The old filenames were .html for index but all the others were .htm. For some reason – maybe it was the default – I had all the new filenames except index to be .html. And if you tried to go to any page but home on my new site using .htm, the old filename, you got a 404 error. So, I changed them to match what they used to be. Also, added an H1 header on each new site page with the browser page title in it. (Had not actually had any H1 headers on the old styled text pages.)
I had thought changing the filenames might screw something up. Maybe they had to be .html with the new versions of everything, but apparently not. Everything seems to work.
Any thoughts on this? I am kind of shooting in the dark here.
Changing important page URLs in redesigns/website updates is highly unprofitable. Links to that page/url will be broken and that does harm SEO efforts. My suggestion would be to keep the same URLs as the old website (whatever those may be). If the old website used .htm, then use .htm as the file extension. You should be able to use crustless links if the old file names were index.htm for every page.
There is no true difference in .htm and .html files, except for the obvious lack of l in one. The most important thing here is that you don’t break any links to your website/content, as those are extremely valuable in the world of SEO.
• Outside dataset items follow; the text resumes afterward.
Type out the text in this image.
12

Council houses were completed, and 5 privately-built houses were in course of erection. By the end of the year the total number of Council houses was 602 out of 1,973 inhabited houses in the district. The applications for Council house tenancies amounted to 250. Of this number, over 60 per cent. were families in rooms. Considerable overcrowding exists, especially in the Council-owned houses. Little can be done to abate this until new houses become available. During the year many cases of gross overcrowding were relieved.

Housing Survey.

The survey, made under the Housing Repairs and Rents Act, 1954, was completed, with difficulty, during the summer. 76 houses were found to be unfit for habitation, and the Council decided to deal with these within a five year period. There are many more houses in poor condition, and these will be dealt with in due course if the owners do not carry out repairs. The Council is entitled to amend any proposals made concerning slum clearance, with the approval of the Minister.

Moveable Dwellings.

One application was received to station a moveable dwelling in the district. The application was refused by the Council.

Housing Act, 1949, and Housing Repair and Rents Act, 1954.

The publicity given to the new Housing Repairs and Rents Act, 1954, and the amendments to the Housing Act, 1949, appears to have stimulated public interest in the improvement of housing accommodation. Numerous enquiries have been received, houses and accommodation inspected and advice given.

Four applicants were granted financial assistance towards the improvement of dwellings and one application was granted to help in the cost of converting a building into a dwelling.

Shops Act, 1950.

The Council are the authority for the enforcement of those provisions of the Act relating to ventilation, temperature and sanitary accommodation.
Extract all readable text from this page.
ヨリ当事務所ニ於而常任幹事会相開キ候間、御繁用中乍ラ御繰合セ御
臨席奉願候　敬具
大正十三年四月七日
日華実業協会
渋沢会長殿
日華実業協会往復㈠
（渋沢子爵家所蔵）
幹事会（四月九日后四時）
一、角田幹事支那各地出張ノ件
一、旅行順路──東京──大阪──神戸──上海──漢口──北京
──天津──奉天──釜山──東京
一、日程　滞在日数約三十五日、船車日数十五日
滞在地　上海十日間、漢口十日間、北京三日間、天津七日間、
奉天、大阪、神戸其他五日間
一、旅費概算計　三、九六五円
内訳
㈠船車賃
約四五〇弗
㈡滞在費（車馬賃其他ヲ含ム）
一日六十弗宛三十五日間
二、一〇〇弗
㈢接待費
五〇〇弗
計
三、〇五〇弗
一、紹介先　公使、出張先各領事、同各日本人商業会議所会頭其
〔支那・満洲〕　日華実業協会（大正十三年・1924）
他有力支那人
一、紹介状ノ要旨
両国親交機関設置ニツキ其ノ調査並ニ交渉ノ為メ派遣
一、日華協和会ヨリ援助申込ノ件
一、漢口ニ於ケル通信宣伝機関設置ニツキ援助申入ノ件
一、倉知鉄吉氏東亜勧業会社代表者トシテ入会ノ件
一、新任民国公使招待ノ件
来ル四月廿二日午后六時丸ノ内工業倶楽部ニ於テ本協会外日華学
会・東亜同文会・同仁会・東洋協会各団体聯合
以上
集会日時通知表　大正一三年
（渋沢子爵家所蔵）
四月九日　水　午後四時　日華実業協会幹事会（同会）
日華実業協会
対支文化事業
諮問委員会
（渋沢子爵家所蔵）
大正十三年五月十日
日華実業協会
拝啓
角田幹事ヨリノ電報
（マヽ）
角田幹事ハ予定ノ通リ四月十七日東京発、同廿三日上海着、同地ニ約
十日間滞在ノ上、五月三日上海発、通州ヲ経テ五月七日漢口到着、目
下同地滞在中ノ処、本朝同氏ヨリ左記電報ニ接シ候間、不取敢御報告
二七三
Be sure to resubmit your website/sitemap to Google and search engines again!
Also, see one of my replies to a topic on SEO for one page sites - most of it applies to websites in general.
It does make sense and those are exactly the mistakes I made. I am now fixing them, hopefully. Whether my website will ever get back to the high level it had previously, I don’t know.
If you are using the same content/meta/URLs and even more SEO than before, you should be fine. I’d make sure to (re)submit the sitemap to Google once you’ve made the filename corrections.